Hafta içi olmasına rağmen üyelerinin çeşitli fedakârlıklarla ve takdire şayan bir sorumlulukla iştirak ettiği Kuşlukta Yazarlar Topluluğu, edebiyatın her türünde, bir emek sarf edilerek ortaya konulmuş eserler üzerinde, bir nevi “otopsi” titizliğiyle durarak hem o eserin ilk baskısı ya da daha sonraki baskıları için yazara tavsiyelerde bulunuyor hem de sohbet ortamında gerçekleşen bu görüşmeler sayesinde, edebiyat dostları arasındaki bağlılığı ve içtenliği pekiştiriyor. (Topluluğun web sitesi adresi: www.kusluktayazarlar.com)
***
Türk Ocakları Sanat Edebiyat Kurulunun bünyesinde başlayıp altı yıldan bu yana aksamaksızın süregelen ikinci önemli faaliyet de Sinemasalı… Adından da anlaşılacağı gibi, sinema sanatına gönül verenlerin ön ayak olduğu bir faaliyet… Sinemasalı adının diğer esprisi ise, faaliyetin salı akşamları gerçekleşmesi…

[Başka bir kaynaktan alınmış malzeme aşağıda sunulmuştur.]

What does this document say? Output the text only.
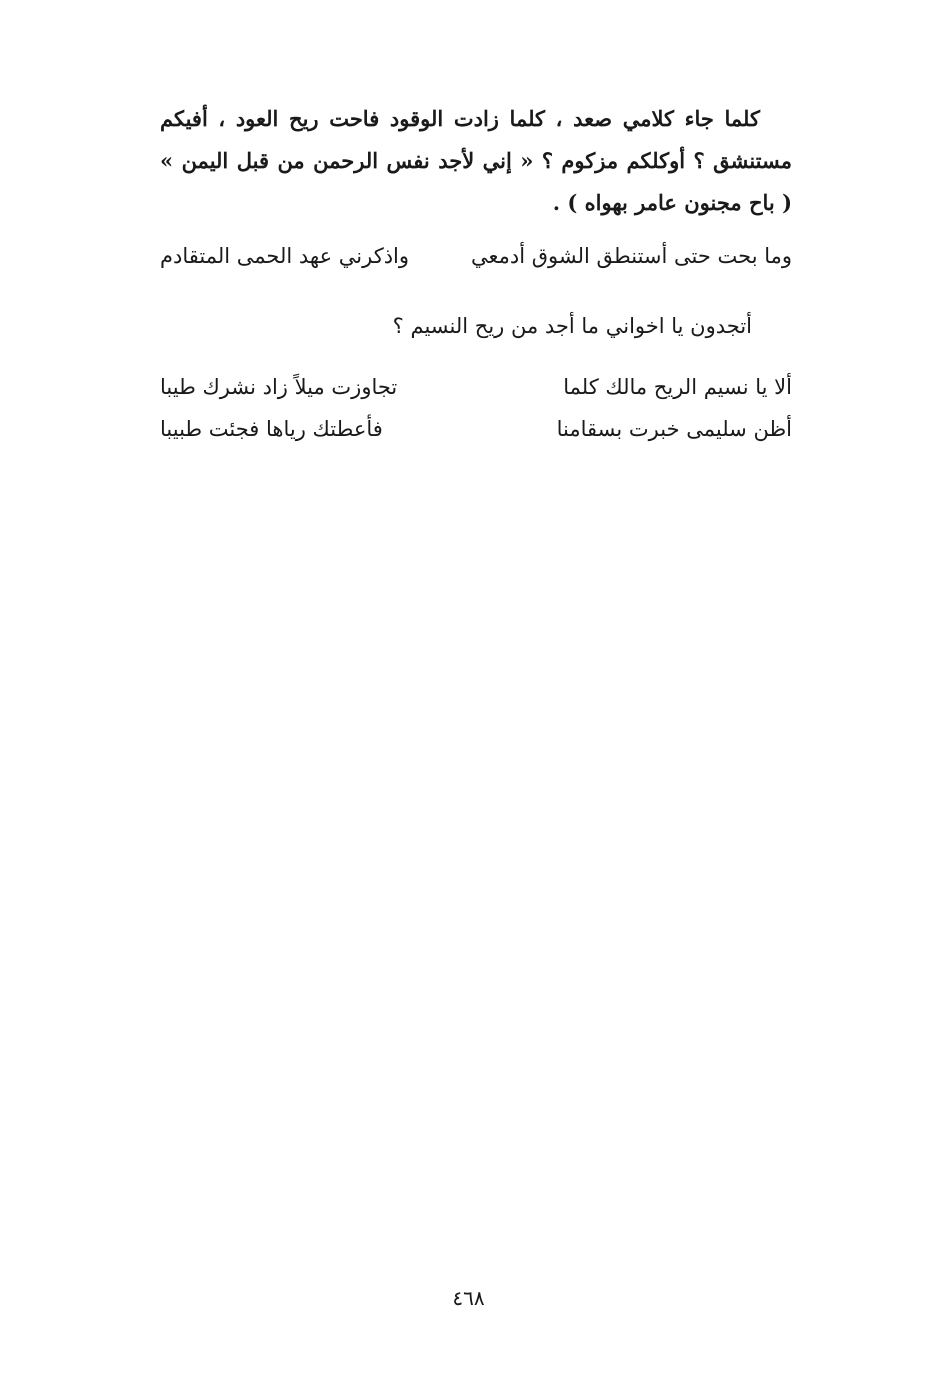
كلما جاء كلامي صعد ، كلما زادت الوقود فاحت ريح العود ، أفيكم مستنشق ؟ أوكلكم مزكوم ؟ « إني لأجد نفس الرحمن من قبل اليمن » ( باح مجنون عامر بهواه ) .

وما بحت حتى أستنطق الشوق أدمعي
واذكرني عهد الحمى المتقادم
أتجدون يا اخواني ما أجد من ريح النسيم ؟
ألا يا نسيم الريح مالك كلما
تجاوزت ميلاً زاد نشرك طيبا
أظن سليمى خبرت بسقامنا
فأعطتك رياها فجئت طبيبا
٤٦٨
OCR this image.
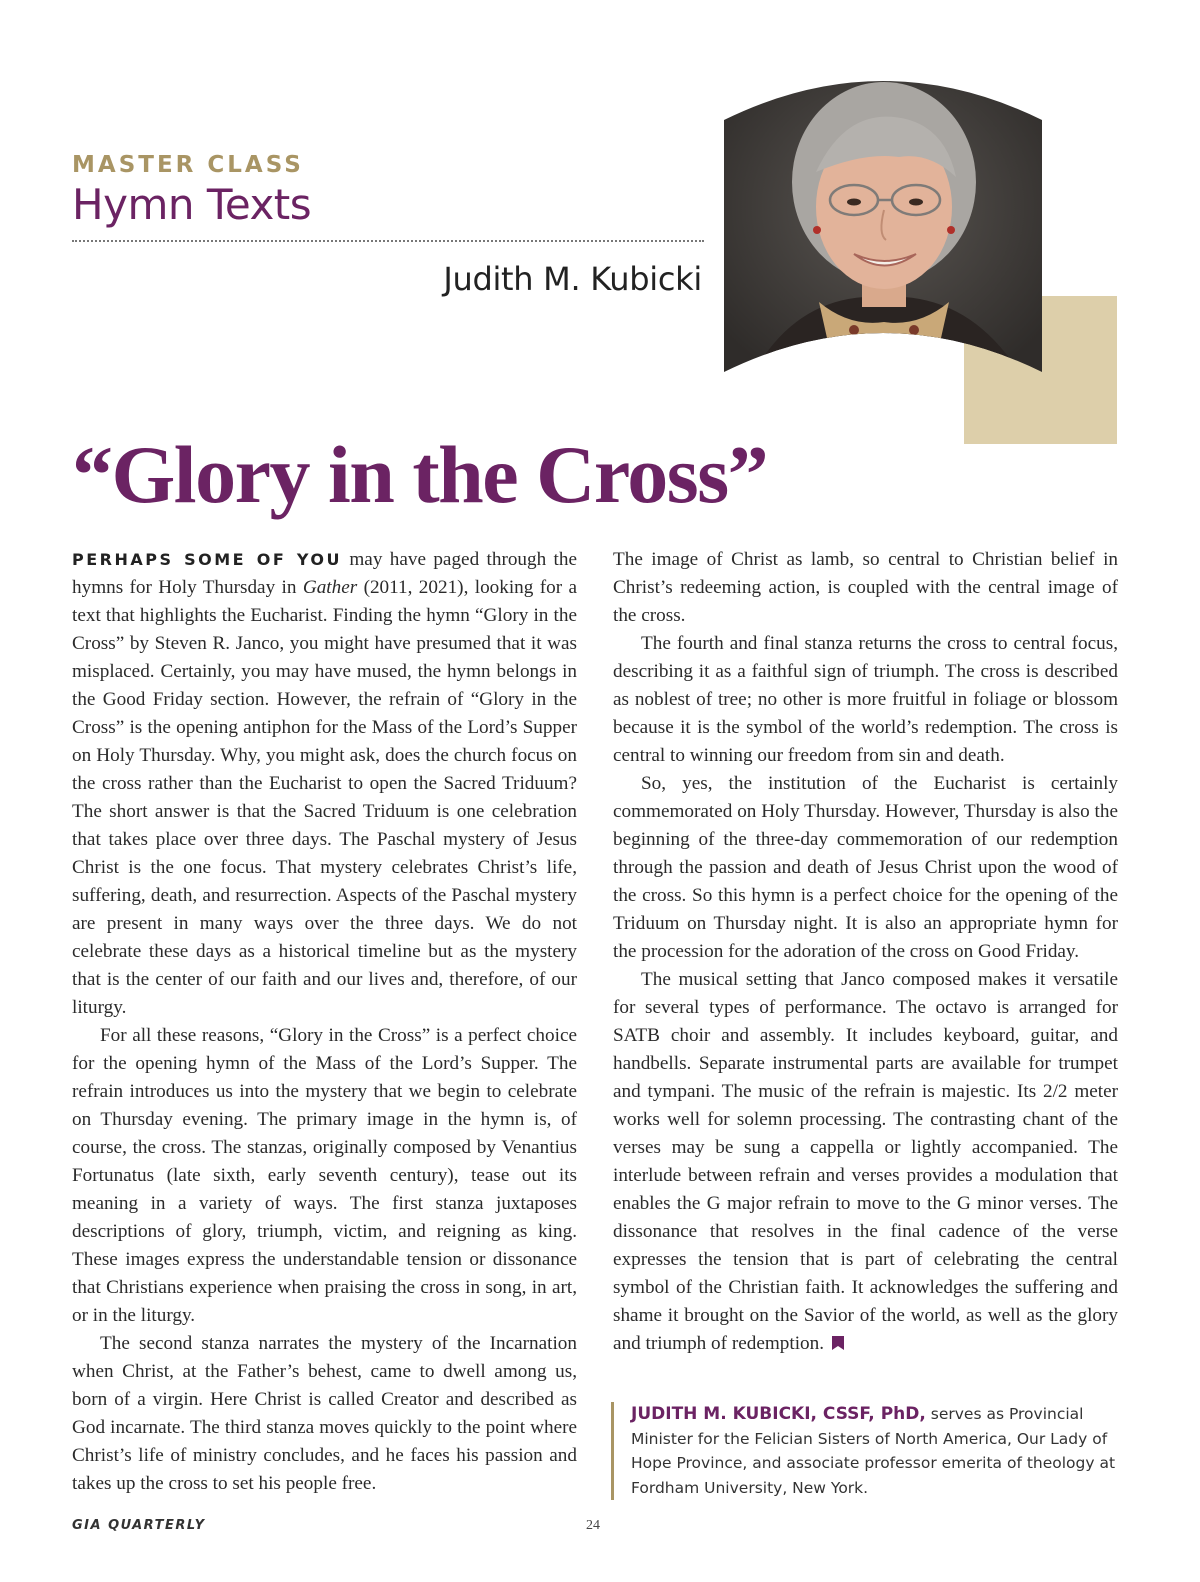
MASTER CLASS
Hymn Texts
Judith M. Kubicki
“Glory in the Cross”

PERHAPS SOME OF YOU may have paged through the hymns for Holy Thursday in Gather (2011, 2021), looking for a text that highlights the Eucharist. Finding the hymn “Glory in the Cross” by Steven R. Janco, you might have presumed that it was misplaced. Certainly, you may have mused, the hymn belongs in the Good Friday section. However, the refrain of “Glory in the Cross” is the opening antiphon for the Mass of the Lord’s Supper on Holy Thursday. Why, you might ask, does the church focus on the cross rather than the Eucharist to open the Sacred Triduum? The short answer is that the Sacred Triduum is one celebration that takes place over three days. The Paschal mystery of Jesus Christ is the one focus. That mystery celebrates Christ’s life, suffering, death, and resurrection. Aspects of the Paschal mystery are present in many ways over the three days. We do not celebrate these days as a historical timeline but as the mystery that is the center of our faith and our lives and, therefore, of our liturgy.

For all these reasons, “Glory in the Cross” is a perfect choice for the opening hymn of the Mass of the Lord’s Supper. The refrain introduces us into the mystery that we begin to celebrate on Thursday evening. The primary image in the hymn is, of course, the cross. The stanzas, originally composed by Venantius Fortunatus (late sixth, early seventh century), tease out its meaning in a variety of ways. The first stanza juxtaposes descriptions of glory, triumph, victim, and reigning as king. These images express the understandable tension or dissonance that Christians experience when praising the cross in song, in art, or in the liturgy.

The second stanza narrates the mystery of the Incarnation when Christ, at the Father’s behest, came to dwell among us, born of a virgin. Here Christ is called Creator and described as God incarnate. The third stanza moves quickly to the point where Christ’s life of ministry concludes, and he faces his passion and takes up the cross to set his people free.

The image of Christ as lamb, so central to Christian belief in Christ’s redeeming action, is coupled with the central image of the cross.

The fourth and final stanza returns the cross to central focus, describing it as a faithful sign of triumph. The cross is described as noblest of tree; no other is more fruitful in foliage or blossom because it is the symbol of the world’s redemption. The cross is central to winning our freedom from sin and death.

So, yes, the institution of the Eucharist is certainly commemorated on Holy Thursday. However, Thursday is also the beginning of the three-day commemoration of our redemption through the passion and death of Jesus Christ upon the wood of the cross. So this hymn is a perfect choice for the opening of the Triduum on Thursday night. It is also an appropriate hymn for the procession for the adoration of the cross on Good Friday.

The musical setting that Janco composed makes it versatile for several types of performance. The octavo is arranged for SATB choir and assembly. It includes keyboard, guitar, and handbells. Separate instrumental parts are available for trumpet and tympani. The music of the refrain is majestic. Its 2/2 meter works well for solemn processing. The contrasting chant of the verses may be sung a cappella or lightly accompanied. The interlude between refrain and verses provides a modulation that enables the G major refrain to move to the G minor verses. The dissonance that resolves in the final cadence of the verse expresses the tension that is part of celebrating the central symbol of the Christian faith. It acknowledges the suffering and shame it brought on the Savior of the world, as well as the glory and triumph of redemption.

JUDITH M. KUBICKI, CSSF, PhD, serves as Provincial Minister for the Felician Sisters of North America, Our Lady of Hope Province, and associate professor emerita of theology at Fordham University, New York.
GIA QUARTERLY	24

Biraz da altı yıl önce Ahmet Kömeçoğlu’nun öncülüğünde başlayan ve yine onun gayretleriyle devam eden bu faaliyetin özelliklerinden bahsedeyim. Haftada bir, salı akşamları, 6.30’da, -hâlihazırda- Türkiye Yazarlar Birliğinin merkez binasındaki bir salonda sinema gönüllüleri bir araya geliyor. İstisnasız herkese açık olan faaliyet çerçevesinde, önce, sinema tarihinin ve sanatının önemli örneklerinden seçilmiş bir film gösteriliyor; daha sonrasında misafirler, film hakkındaki görüşlerini ve düşüncelerini dile getiriyorlar. Bir sohbet havasında geçen bu yorumlama ve değerlendirme sürecine herkesin birer cümleyle de olsa iştirak etmesi, hem bilgilendirici oluyor hem de farklı bakış açıları sağlıyor.
Gösterilen filmlerin seçiminde, Sinemasalı yöneticilerinin önceden belirlediği konular-temalar doğrultusunda hareket ediliyor. Aylık programda, her hafta belli formatlarda, türlerde filmler gösteriliyor. Bir hafta belgesel, diğer hafta kısa film, bir diğer hafta Türk dünyasından bir örnek, bir başka hafta Avrupa sineması, yerli film… Yani sinema sanatının her türünden ve her ülkeden ve tabii ki nitelikli ve iz bırakan filmler programa alınıyor. (Sinemasalı’nın web site adresi: www.sinemasali.com)
***
Her ikisi de hem hedef ve gayeleri itibariyle hem de uzun süredir devam etmeleri sebebiyle, belki de “tek” sayılabilecek bu faaliyetlerin daha da uzun soluklu olması ve tesir alanının daha da genişlemesi için, Ankara’da yaşayan kitap ve sinema severlerin ilgisi, beğenisi ve desteği gerekiyor. Hiçbir maddi çıkar beklemeksizin, vakitlerinden feragat ederek bu faaliyetleri devam ettirenler kadar, yine hiçbir masrafa girmeksizin bu faaliyetlere iştirak edebilecek kişilerin de bu hususta sorumluluk üstlenmeleri gerektiğini vurgularsak, acaba çok mu şey istemiş oluruz?